Русские тексты - страница 43



И тут же новый ураган, Анатолий Штейгер, молодой поэт, чахотка. Конечно же, он гений, брошены все, она летит в санаторий (и деньги всегда находились на море, на санаторий), пишет лихорадочные строки: «Вы мой захват и улов, как сегодняшний остаток римского виадука, с бьющей сквозь него зарею…»

Штейгер быть руиной виадука не пожелал, вечерней зарей – Цветаева ему в матери годилась, не прельстился и бежал.

«Горько. Глупо. Жалко», – подвела итог Цветаева.
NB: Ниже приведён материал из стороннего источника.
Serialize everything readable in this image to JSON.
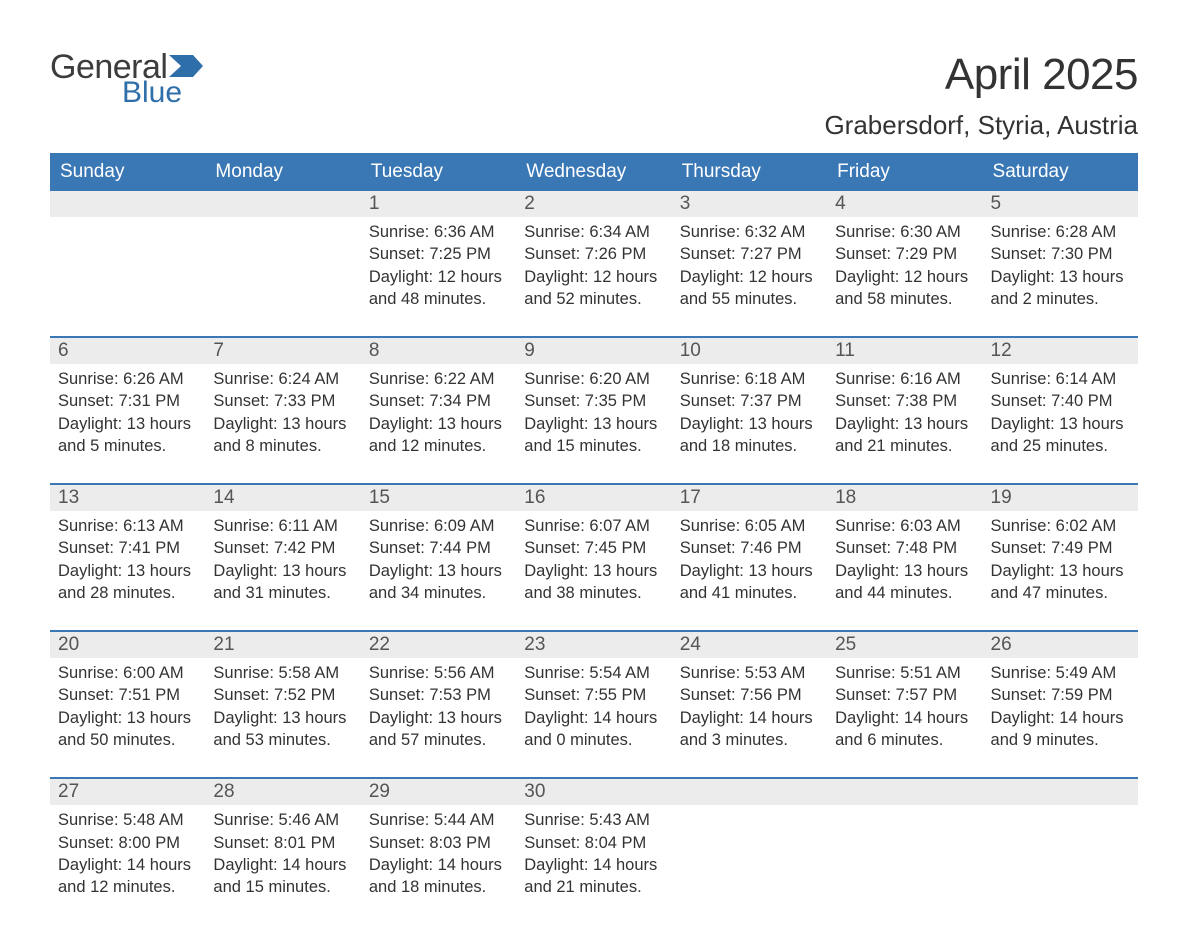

И все эти афронты, убеги от нее, унижения – как с гуся вода.

Ариадна уличила мать во лжи, получила пощечину и ушла из дома; в марте 1937 года она уехала в СССР.

Борис Пастернак предупреждал: «Марина, не езжай в Россию, там холодно, сплошной сквозняк». Яснее, определеннее он сказать не мог, но кто лучше Цветаевой понимал птичий язык ее многолетнего эпистолярного урагана.
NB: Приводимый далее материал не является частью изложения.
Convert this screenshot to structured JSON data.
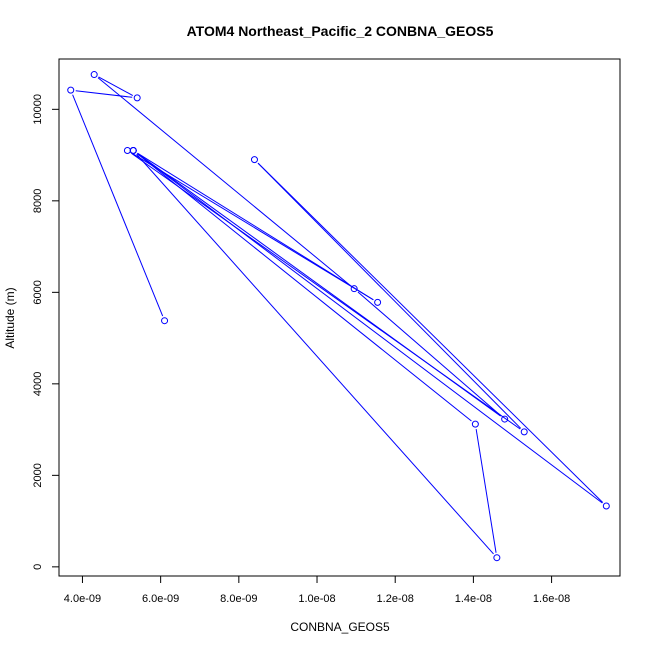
{
  "chart_data": {
    "type": "line",
    "title": "ATOM4 Northeast_Pacific_2 CONBNA_GEOS5",
    "xlabel": "CONBNA_GEOS5",
    "ylabel": "Altitude (m)",
    "xlim": [
      3.4e-09,
      1.775e-08
    ],
    "ylim": [
      -200,
      11100
    ],
    "x_ticks": [
      4e-09,
      6e-09,
      8e-09,
      1e-08,
      1.2e-08,
      1.4e-08,
      1.6e-08
    ],
    "x_tick_labels": [
      "4.0e-09",
      "6.0e-09",
      "8.0e-09",
      "1.0e-08",
      "1.2e-08",
      "1.4e-08",
      "1.6e-08"
    ],
    "y_ticks": [
      0,
      2000,
      4000,
      6000,
      8000,
      10000
    ],
    "y_tick_labels": [
      "0",
      "2000",
      "4000",
      "6000",
      "8000",
      "10000"
    ],
    "grid": false,
    "series": [
      {
        "color": "#0000ff",
        "marker": "open-circle",
        "points": [
          {
            "x": 6.1e-09,
            "y": 5380
          },
          {
            "x": 3.7e-09,
            "y": 10420
          },
          {
            "x": 5.4e-09,
            "y": 10250
          },
          {
            "x": 4.3e-09,
            "y": 10760
          },
          {
            "x": 1.095e-08,
            "y": 6080
          },
          {
            "x": 1.48e-08,
            "y": 3230
          },
          {
            "x": 5.3e-09,
            "y": 9100
          },
          {
            "x": 1.155e-08,
            "y": 5780
          },
          {
            "x": 5.15e-09,
            "y": 9100
          },
          {
            "x": 1.53e-08,
            "y": 2950
          },
          {
            "x": 8.4e-09,
            "y": 8900
          },
          {
            "x": 1.74e-08,
            "y": 1330
          },
          {
            "x": 5.3e-09,
            "y": 9100
          },
          {
            "x": 1.405e-08,
            "y": 3120
          },
          {
            "x": 1.46e-08,
            "y": 200
          },
          {
            "x": 5.3e-09,
            "y": 9100
          }
        ]
      }
    ]
  }
}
В эмиграции ее называли «царь-дура», все связи были порваны, работы никакой.

Она пишет ослепительные, невыносимые «Стихи к Чехии».

После прочтения этих строк любой человек с живым сердцем на какое-то время умирает, потому что эту боль невозможно превозмочь.

«Отказываюсь быть», – петушиное слово произнесено, судьба решена, это – не конец главы, это – конец книги, конец жизни, в которой слагались стихи. Но жить жизнью нищей и тесной, жизнью, как она есть, она обязана, потому что существует Мур.

«Мой сын будет понимать речь зверей и птиц и открывать клады. Я его себе заказала», – писала Марина Ивановна Пастернаку.

Не буди лихо, пока оно тихо.

Мур родился одаренным мальчиком и едва научившись говорить, он сказал матери: «Мама, вы в маленьком совсем не эгоист: все отдаете, всех жалеете. Но зато в большом вы страшный эгоист и совсем даже не христианин».

Подросши, он на все увещевания матери монотонно отвечал: «Мама, вы – дура».

В Елабуге он сказал: «Кого-то из нас вынесут из этого дома вперед ногами», а мать уже знала кого, она еще в 40-м году писала: «Ищу глазами крюк. Я год примеряю смерть. С этим (поэзией) кончено. Все уродливо и страшно».

Но жить в России зрячему всегда страшно. Это большое мужество и терпение надо иметь – жить в России, а страдать – это уж само собой.

Марина Ивановна повесилась на веревке, которую Пастернак принес для сборов в московскую квартиру, чтобы перевязать чемодан.

Мур сказал: «Моя мать повесилась. И правильно сделала», и на похороны не пошел. Круг замкнулся.


Вот несколько строк из ее дневников и писем:

Ничего на свете не любила, кроме собственной души.

Любовь – это оттуда, из «мира тел».

Любовь – соединение душ, но не тел.

– здесь некоторое противоречие, и далее:

Любви я не люблю и не чту. (к Рильке)

Я не живу на своих устах, и тот, кто меня целует, минует меня.

Не хочу писать любовные стихи, ибо за земную любовь и гроша не дам, – а писала всю жизнь только о любви.

Личная жизнь не удалась. Причин несколько. Главная в том, что я – я.

Пошлину «бессмертной пошлости» она заплатила сполна.


«Лицом повернутая к Богу, ты тянешься к нему с земли…» (Пастернак) – ханжество и «благоухающая легенда», если под Богом (конечно же!) подразумевается Христос. К христианству она относилась насмешливо и свысока.

Лицом повернутая к Слову?

«Но если есть Страшный суд слова – на нем я чиста».

И это – единственная правда в ее жизни, сквозь все позы, все «ураганы», всех «единственных» и близких, единственная страшная правда – перед своим богом, Словом, она чиста.